De 32 para 48: o maior salto de participantes
A Copa nasceu em 1930 com 13 seleções. Cresceu para 16 no pós-guerra, chegou a 24 em 1982 e a 32 em 1998, formato que durou sete edições. A passagem para 48 participantes em 2026 representa um aumento de 50% de uma edição para outra, a maior expansão proporcional desde 1982. Na prática, um quarto das seleções filiadas à FIFA disputa o torneio.
A ampliação redistribuiu vagas entre os continentes e abriu espaço para estreantes. Confederações historicamente sub-representadas, como a africana e a asiática, ganharam vagas diretas adicionais, mudando a geografia do torneio.
104 jogos: 40 partidas a mais
O crescimento mais visível está no calendário. Desde 1998, toda Copa tinha 64 jogos. A edição de 2026 tem 104, divididos entre 72 partidas de fase de grupos e 32 de fase eliminatória, incluindo a decisão de terceiro lugar. São 40 jogos a mais, o equivalente a quase dois terços de uma Copa inteira do formato antigo acrescentados ao torneio.
Os recordes em lista
- 48 seleções, o maior número da história do torneio masculino.
- 104 partidas, contra 64 do formato vigente entre 1998 e 2022.
- 12 grupos de quatro times na primeira fase.
- Mata-mata com 32 seleções, do tamanho de uma Copa inteira do ciclo anterior.
- Três países-sede pela primeira vez; em 2002, Japão e Coreia do Sul dividiram a organização entre dois.
- 16 cidades-sede, espalhadas por um território de dimensões continentais.
- Oito jogos no caminho do campeão, um a mais do que em qualquer edição anterior.

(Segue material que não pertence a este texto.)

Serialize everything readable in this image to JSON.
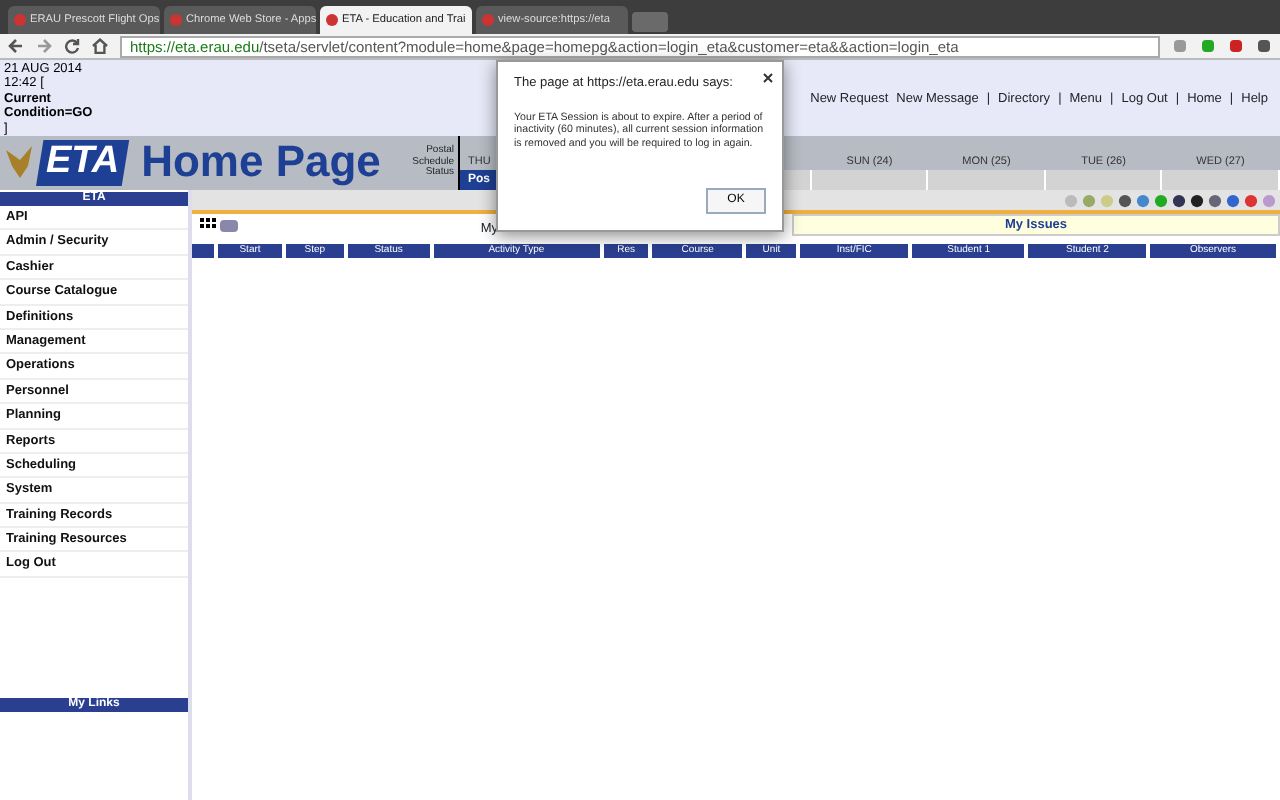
{
  "browser": {
    "tabs": [
      {
        "title": "ERAU Prescott Flight Ops",
        "selected": false
      },
      {
        "title": "Chrome Web Store - Apps",
        "selected": false
      },
      {
        "title": "ETA - Education and Trai",
        "selected": true
      },
      {
        "title": "view-source:https://eta",
        "selected": false
      }
    ],
    "url_host": "https://eta.erau.edu",
    "url_path": "/tseta/servlet/content?module=home&page=homepg&action=login_eta&customer=eta&&action=login_eta"
  },
  "status_lines": [
    "21 AUG 2014",
    "12:42 [",
    "Current",
    "Condition=GO",
    "]"
  ],
  "top_links": [
    "New Request",
    "New Message",
    "|",
    "Directory",
    "|",
    "Menu",
    "|",
    "Log Out",
    "|",
    "Home",
    "|",
    "Help"
  ],
  "header": {
    "logo": "ETA",
    "title": "Home Page",
    "legend": [
      "Postal",
      "Schedule",
      "Status"
    ],
    "post_button": "Pos",
    "days": [
      "THU",
      "SUN (24)",
      "MON (25)",
      "TUE (26)",
      "WED (27)"
    ]
  },
  "sidebar": {
    "heading": "ETA",
    "items": [
      "API",
      "Admin / Security",
      "Cashier",
      "Course Catalogue",
      "Definitions",
      "Management",
      "Operations",
      "Personnel",
      "Planning",
      "Reports",
      "Scheduling",
      "System",
      "Training Records",
      "Training Resources",
      "Log Out"
    ],
    "footer": "My Links"
  },
  "main": {
    "tab_label": "My",
    "issues": "My Issues",
    "columns": [
      "",
      "Start",
      "Step",
      "Status",
      "Activity Type",
      "Res",
      "Course",
      "Unit",
      "Inst/FIC",
      "Student 1",
      "Student 2",
      "Observers"
    ]
  },
  "dialog": {
    "title": "The page at https://eta.erau.edu says:",
    "message": "Your ETA Session is about to expire. After a period of inactivity (60 minutes), all current session information is removed and you will be required to log in again.",
    "button": "OK"
  }
}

- Estádio Azteca como o primeiro palco a receber três Copas do Mundo.
O recorde de público em risco
Há três décadas, a Copa de 1994, nos Estados Unidos, mantém o recorde de público total da história: cerca de 3,6 milhões de torcedores em apenas 52 jogos, com média superior a 68 mil por partida, marca jamais igualada. Com o dobro de jogos e estádios de capacidade entre 60 mil e mais de 80 mil lugares, a edição de 2026 tem condições matemáticas de pulverizar o público total de qualquer mundial anterior.

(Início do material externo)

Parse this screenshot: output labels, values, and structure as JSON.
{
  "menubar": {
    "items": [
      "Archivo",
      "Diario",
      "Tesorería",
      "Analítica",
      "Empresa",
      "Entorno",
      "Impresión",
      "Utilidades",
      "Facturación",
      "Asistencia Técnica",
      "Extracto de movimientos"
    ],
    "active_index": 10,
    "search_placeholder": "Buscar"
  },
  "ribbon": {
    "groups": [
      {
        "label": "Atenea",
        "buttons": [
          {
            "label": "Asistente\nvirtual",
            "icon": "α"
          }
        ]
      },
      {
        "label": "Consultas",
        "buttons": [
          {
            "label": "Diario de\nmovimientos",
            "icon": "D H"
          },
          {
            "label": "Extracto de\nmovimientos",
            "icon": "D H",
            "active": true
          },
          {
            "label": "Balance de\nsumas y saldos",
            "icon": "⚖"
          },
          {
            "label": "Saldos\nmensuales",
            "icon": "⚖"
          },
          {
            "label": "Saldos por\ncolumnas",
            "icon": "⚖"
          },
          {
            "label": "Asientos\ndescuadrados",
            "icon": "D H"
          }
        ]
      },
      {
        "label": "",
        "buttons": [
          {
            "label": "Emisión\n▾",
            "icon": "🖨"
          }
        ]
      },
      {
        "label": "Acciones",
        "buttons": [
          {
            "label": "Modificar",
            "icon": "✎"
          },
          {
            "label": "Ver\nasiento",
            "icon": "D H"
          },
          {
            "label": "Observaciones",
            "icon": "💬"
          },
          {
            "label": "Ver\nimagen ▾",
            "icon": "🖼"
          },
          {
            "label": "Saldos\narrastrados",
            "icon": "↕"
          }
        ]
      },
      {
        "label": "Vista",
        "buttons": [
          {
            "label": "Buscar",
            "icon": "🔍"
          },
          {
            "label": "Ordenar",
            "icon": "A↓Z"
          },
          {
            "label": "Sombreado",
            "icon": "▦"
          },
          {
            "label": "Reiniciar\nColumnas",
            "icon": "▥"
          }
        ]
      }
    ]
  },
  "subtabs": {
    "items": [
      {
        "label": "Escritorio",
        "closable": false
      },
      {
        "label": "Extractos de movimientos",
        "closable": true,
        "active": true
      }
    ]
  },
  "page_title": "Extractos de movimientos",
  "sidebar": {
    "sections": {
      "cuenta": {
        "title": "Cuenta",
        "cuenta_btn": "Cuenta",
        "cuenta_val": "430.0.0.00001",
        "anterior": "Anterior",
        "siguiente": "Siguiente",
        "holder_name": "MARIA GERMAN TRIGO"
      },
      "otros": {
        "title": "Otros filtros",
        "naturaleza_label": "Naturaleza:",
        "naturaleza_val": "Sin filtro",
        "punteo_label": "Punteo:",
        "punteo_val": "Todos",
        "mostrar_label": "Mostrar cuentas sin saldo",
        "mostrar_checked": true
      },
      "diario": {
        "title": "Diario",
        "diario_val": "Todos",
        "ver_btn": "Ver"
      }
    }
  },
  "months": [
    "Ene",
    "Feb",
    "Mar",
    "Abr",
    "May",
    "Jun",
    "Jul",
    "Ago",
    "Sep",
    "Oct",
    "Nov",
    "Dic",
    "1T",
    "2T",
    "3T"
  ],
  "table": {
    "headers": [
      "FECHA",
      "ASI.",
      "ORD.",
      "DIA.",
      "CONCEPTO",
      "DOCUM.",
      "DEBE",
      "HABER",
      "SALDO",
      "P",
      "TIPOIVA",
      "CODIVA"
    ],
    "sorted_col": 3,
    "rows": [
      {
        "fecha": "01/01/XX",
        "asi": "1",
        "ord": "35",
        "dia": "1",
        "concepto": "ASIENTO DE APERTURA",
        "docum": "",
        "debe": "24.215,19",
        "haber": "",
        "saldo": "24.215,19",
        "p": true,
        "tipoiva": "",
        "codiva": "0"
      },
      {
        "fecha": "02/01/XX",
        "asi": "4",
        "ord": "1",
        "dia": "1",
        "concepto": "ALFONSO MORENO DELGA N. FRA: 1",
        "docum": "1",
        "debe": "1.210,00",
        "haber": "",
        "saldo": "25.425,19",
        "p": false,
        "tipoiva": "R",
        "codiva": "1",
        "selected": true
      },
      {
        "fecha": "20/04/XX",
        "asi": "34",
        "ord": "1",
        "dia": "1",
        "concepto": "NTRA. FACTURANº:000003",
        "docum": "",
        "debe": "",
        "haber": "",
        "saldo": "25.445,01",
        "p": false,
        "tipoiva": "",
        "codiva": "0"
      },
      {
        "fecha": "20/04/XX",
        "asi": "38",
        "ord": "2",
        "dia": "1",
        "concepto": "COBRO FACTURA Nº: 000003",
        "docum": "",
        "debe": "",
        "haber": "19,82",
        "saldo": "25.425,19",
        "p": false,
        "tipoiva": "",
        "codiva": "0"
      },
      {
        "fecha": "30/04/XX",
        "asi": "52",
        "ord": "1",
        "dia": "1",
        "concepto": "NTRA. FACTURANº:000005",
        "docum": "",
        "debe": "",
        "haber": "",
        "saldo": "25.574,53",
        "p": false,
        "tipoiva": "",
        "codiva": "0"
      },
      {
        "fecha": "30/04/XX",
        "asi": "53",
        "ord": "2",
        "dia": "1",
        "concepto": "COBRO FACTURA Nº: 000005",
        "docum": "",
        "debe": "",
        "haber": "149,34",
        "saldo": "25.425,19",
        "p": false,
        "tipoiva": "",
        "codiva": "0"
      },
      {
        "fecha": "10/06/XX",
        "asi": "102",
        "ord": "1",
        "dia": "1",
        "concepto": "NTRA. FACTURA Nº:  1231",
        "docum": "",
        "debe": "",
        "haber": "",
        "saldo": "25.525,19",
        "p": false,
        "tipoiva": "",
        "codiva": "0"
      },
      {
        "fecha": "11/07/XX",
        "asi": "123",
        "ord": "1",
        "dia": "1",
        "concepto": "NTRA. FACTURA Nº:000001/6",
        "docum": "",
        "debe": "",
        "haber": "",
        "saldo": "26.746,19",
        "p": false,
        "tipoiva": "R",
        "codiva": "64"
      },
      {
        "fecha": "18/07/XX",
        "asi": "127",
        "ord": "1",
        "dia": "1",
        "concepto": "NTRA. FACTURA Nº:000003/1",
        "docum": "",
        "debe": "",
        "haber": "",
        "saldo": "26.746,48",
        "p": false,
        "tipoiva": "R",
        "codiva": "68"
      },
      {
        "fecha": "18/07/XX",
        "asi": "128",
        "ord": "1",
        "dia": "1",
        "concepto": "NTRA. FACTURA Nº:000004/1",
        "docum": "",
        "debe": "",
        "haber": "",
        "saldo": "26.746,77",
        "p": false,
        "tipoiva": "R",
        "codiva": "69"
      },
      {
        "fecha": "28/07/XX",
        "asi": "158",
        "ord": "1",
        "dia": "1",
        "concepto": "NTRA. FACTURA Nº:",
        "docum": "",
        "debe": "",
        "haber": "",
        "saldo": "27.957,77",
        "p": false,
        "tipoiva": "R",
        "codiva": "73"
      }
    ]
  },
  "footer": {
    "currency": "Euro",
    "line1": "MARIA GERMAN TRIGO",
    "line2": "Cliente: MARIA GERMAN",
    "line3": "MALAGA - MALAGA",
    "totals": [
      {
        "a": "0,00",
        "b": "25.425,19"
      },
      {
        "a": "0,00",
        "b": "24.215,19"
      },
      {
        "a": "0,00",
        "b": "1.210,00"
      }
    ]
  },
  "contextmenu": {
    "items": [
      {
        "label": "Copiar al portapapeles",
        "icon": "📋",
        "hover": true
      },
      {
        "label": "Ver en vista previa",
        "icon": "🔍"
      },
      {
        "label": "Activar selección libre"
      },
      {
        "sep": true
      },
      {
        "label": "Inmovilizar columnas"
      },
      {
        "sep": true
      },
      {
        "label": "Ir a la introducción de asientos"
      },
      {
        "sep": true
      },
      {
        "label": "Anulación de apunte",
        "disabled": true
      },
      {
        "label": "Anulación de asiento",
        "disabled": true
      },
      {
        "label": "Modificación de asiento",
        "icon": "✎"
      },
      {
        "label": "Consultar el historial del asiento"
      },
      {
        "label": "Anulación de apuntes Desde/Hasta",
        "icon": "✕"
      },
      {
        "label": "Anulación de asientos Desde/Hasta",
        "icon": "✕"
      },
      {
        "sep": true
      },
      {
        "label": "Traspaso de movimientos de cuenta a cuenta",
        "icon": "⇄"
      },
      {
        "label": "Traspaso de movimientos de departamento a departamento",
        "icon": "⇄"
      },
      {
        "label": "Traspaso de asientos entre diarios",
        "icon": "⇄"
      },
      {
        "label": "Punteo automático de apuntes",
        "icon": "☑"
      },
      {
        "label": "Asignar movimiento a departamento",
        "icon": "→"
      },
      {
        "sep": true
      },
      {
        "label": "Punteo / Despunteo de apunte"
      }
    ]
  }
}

Um torneio de dimensões continentais
A distância entre as sedes também não tem paralelo. De Vancouver, no noroeste do Canadá, à Cidade do México há mais de 3.500 quilômetros em linha reta. O torneio atravessa múltiplos fusos horários e climas que vão do calor úmido de Miami e Houston à altitude da capital mexicana. Logística de viagem virou parte do jogo para delegações e torcedores.
Tamanho é documento?
Os críticos da expansão argumentam que mais jogos diluem a qualidade média da primeira fase. Os defensores respondem que a Copa sempre cresceu e que cada ampliação revelou seleções antes invisíveis: foi com 24 times que Camarões encantou em 1990, e com 32 que Senegal, em 2002, e Marrocos, semifinalista em 2022, escreveram suas histórias. A edição de 2026 leva essa lógica ao limite. Em números absolutos, é simplesmente o maior espetáculo que o futebol já montou.